Benchmark choiceFlattering but uselessHonest
ComparisonAgent vs nothingAgent vs current process
MetricPer-call list priceCost per correct outcome
InputsEasy sampleSame real workload
DurationOne passLong enough to see variance

On SWE-bench Pro, leading models resolve only ~23% of real issues, so the hunch that the agent obviously beats the old process is the one a frontier model did not earn. (arXiv:2509.16941)

The Pattern Intelligence Layer is where this benchmark keeps running after launch. Cost per correct outcome for the agent and the process it replaced are tracked side by side at the pattern level, so the comparison stays live as volume and models change and the moment the agent stops beating the baseline shows up as a trend. Reliability at the pattern level is what keeps the business case honest past the demo.

Frequently asked questions

Why not just compare to the model's list price?
Because list price ignores retries, oversight and the error rate.
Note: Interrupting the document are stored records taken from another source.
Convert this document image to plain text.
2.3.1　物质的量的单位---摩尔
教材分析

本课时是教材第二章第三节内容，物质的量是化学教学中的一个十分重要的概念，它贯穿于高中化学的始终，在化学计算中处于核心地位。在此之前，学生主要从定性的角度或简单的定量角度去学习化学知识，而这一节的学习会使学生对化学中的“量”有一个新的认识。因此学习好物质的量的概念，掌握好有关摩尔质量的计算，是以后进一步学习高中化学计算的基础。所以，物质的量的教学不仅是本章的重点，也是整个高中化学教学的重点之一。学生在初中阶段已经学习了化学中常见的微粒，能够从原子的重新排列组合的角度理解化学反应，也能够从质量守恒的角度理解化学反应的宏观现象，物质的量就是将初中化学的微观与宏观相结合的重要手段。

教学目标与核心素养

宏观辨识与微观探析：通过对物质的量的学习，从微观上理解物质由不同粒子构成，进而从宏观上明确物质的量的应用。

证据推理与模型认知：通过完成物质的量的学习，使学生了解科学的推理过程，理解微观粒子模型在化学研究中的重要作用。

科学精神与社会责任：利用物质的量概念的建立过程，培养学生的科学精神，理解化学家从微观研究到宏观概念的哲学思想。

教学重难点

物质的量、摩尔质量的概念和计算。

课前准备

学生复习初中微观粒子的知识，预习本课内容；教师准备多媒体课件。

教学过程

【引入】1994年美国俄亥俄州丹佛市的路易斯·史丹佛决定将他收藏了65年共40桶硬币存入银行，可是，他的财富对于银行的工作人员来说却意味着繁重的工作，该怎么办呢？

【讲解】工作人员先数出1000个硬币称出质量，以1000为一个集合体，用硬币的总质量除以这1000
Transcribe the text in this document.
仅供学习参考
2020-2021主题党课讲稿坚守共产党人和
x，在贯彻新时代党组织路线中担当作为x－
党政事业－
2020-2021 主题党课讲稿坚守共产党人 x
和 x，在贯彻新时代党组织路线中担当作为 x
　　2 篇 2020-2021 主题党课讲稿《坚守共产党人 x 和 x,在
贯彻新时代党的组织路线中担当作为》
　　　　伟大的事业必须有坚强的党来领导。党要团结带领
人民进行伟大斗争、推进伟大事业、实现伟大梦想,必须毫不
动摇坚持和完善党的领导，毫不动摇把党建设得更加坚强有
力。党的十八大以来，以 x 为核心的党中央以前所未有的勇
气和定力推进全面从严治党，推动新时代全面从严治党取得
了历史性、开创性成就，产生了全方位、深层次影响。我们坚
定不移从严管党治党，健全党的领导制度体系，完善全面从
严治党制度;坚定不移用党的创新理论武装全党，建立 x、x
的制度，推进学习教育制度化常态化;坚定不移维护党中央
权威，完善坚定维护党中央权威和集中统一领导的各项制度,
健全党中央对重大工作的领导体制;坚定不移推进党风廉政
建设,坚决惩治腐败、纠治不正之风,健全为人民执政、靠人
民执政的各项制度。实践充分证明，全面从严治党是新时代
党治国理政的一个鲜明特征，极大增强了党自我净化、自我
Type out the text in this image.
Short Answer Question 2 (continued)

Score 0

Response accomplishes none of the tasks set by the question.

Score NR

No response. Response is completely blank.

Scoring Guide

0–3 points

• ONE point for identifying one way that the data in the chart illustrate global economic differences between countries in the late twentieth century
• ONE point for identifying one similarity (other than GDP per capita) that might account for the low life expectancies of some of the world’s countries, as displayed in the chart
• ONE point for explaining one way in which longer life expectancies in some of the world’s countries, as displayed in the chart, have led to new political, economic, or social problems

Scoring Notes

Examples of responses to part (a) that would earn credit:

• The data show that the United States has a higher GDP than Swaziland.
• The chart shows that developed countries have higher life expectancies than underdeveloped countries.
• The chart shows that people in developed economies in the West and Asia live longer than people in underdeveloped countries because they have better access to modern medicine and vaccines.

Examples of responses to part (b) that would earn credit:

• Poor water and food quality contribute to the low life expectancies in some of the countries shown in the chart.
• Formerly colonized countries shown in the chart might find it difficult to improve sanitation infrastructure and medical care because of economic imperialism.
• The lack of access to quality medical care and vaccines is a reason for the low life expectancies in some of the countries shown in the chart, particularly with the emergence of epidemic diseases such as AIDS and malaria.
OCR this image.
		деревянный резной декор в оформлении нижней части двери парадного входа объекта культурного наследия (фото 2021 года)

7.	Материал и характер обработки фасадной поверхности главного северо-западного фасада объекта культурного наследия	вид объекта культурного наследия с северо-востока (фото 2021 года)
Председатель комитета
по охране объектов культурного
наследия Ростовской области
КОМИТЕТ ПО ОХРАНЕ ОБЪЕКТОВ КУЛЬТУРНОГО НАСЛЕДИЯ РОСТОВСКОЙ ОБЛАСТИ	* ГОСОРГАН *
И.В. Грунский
Cost per correct outcome on the real workload is the number that maps to what the business actually pays.

Does the SWE-bench Pro result mean agents never help?
No. It means the win is not automatic. Leading models resolve only about a quarter of real issues, so the gain depends on the task, which is exactly why you benchmark instead of assume.

What if the agent loses on speed but wins on cost?
That is a real and common outcome and the benchmark surfaces it. You then decide whether the cost saving is worth the speed trade for that workload.